The unilateral sanctions on Iranian oil exports tightened on May 2nd, when waivers that allowed several countries to keep importing crude from Iran expired. Now, the US aims to reduce oil imports to zero in an effort to pressure Iran to change its perceived malign behaviors.
As well, Bloomberg reports that tracking data reveals that as of May 9th, four Iranian tankers are anchored off the coast of China, with a fifth tanker on its way to the Chinese coast. Bloomberg added that most of the rest of Iran’s tanker fleet was returned to the Persian Gulf after discharging cargoes, or had been seen near the region in the previous two days. Apparently, for the last 16 days, 10 Iranian tankers have not sent tracking signals and have kept their transponders turned off, to hide their movements.
Additionally, on Friday, Reuters said that the Iranian tankers anchored off the Chinese coast and the one joining them, had loaded Iranian crude in April, before China’s U.S. waiver to import the oil expired. Reuters claimed that two of the tankers have discharged their oil to Chinese clients, while two others were waiting to do so at the Chinese ports of Ningbo and Zhoushan.
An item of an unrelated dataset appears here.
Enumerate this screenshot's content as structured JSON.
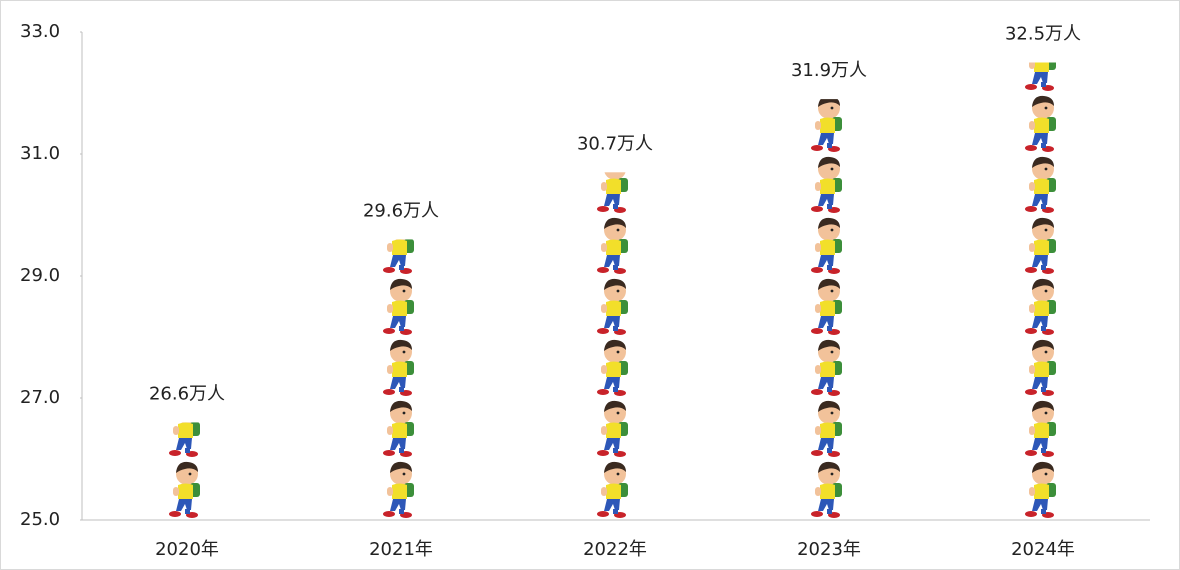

Reuters quoted “three people with knowledge of the matter” as saying that China Petrochemical Corp (Sinopec) and China National Petroleum Corp (CNPC) — China’s top state-owned refiners — have decided not to order any oil for loading at Iranian ports this month. The Chinese refiners were worried that making such orders would expose them to U.S. sanctions that could block their access to the U.S. financial system according to Reuters.
Iran has vowed to keep exporting oil in defiance of U.S. sanctions. And, it appears that Tehran did find one oil customer this month. An Iranian tanker delivered crude to Syria for the first time this year. Iran halted oil shipments to Syria late last year after suspending a credit line to Damascus because of impending U.S. sanctions against Tehran. The halt in Iranian oil deliveries to Syria, which also is under U.S. sanctions, led to fuel shortages during the Syrian winter. Reuters cited a source familiar with Iranian oil shipments as saying the Iranian tanker arrived in Syria last week. U.S. network CNBC quoted firms that track maritime shipments as saying Iran made the delivery in the first week of May.
There was no immediate reaction by the Trump administration to the undeclared Iranian oil delivery to Syria.
Iran’s trade with Germany, Europe’s largest economy, slumped in the first two months of this year, according to the the Funke newspaper group, who quoted the head of the German-Iranian chamber of commerce, Dagmar von Bohnstein, as saying, “The market in Iran is extremely difficult because of the U.S. sanctions and the country’s economic conditions.”
In an interview on Thursday, U.S. Special Representative for Iran Brian Hook said Iran’s economic troubles will get worse. “That is the price Iran is going to pay for behaving like an outlaw regime,” Hook said. “We are denying Iran the ability to fund its proxies. So we are very happy with this steady state of pressure that we hope to keep in place for as long as is necessary.”